Tak hanya dipaksa untuk terus berusaha mencari penghasilan ke sana-kemari, ia pun juga dituntut untuk hidup berhemat. Untuk kebutuhan makan dan transportasi sehari-hari dirinya sendiri, ia pun harus memperhitungkan secara detail.

Terkadang, hal itu membuatnya penat. Sedih saat melihat teman sebaya telah mendapatkan keinginan seperti mobil hingga rumah pribadi.

“Di saat teman-teman gue sudah bilang bisa beli mobil dan sudah mau menyicil rumah, gue bahkan buat makan besok saja kadang menunggu bos gue traktir di kantor. Gue di saat teman-teman gue balik pada naik grabcar, sedangkan gue naik kereta sama busway buat menghemat,” imbuhnya.

Serabutan Lakukan Semua Pekerjaan

Sementara itu ia masih terus berjuang untuk mencari penghasilan dari berbagai pekerjaan guna memenuhi kebutuhan keluarga. Gadis cantik itu pun mengaku pernah banting tulang menjadi pekerja kantoran hingga joki tugas akhir skripsi.

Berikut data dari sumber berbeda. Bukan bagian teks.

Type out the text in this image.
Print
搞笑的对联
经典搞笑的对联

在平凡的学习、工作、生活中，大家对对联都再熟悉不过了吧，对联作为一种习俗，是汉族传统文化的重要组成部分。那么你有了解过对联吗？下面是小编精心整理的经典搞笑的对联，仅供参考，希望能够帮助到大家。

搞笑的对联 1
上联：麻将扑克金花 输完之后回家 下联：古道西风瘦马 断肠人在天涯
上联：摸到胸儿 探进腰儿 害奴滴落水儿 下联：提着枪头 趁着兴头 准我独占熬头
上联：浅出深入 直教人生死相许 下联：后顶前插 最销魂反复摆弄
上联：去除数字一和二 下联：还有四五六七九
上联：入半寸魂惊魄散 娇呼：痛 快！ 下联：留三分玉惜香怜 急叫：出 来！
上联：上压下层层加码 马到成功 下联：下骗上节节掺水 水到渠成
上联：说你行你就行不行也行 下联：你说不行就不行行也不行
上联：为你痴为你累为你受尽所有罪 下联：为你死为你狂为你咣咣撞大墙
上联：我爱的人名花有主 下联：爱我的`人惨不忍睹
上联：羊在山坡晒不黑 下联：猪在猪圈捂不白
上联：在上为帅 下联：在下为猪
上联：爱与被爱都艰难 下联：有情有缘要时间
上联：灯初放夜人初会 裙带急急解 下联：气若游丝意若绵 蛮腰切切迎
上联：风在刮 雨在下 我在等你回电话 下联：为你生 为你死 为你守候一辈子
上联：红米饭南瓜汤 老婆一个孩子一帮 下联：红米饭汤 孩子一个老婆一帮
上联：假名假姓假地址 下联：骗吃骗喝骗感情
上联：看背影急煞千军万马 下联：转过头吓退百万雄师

“Gue sudah kerjain semua hal yang halal, mulai dari kantor, jadi MC, kadang ikut buat photoshoot, mengajar nari, jadi SPG, bahkan jadi joki skripsi gue pernah,” ungkapnya.

Ia mengaku tak pernah menikmati hasil dari kerja kerasnya hingga maksimal selama ini. Satu minggu bekerja, ia hanya mampu menutupi berbagai tagihan dan kebutuhan seperti membayar sewa rumah, les adik-adik, hingga tagihan listrik.

“Senin-Jumat ngantor dari pagi sampai malam. Sabtu dan Minggu ambil freelance buat tambah-tambahan. Kadang iri banget lihat teman-teman bisa beli barang bagus dan sudah bisa jalan kemana-mana. Sedangkan gue harus mikir bayar kontrakan rumah, bayar tempat tinggal gue sendiri, bayar les adik gue, kebutuhan rumah, listrik, dll,” ceritanya.

Mengadu ke Tuhan, Merasa Lelah

Terus menerus bekerja keras tanpa henti demi keluarga cukup membuatnya lelah. Secara terus terang, ia pun seolah mengadu dan mengeluh kepada Tuhan.

Melalui unggahannya itu, gadis cantik itu pun banyak mendapatkan dukungan dan pujian lantaran mampu bekerja keras seorang diri. Tak semua orang dinilai mampu mengemban amanah dan berjuang demi keluarga seperti dirinya.

“Ya Allah, maaf kalau masih mengeluh tapi aku capek banget, jujur. Harus muter otak gimana lagi nyari duit buat menghidupi 7 orang,” pungkasnya.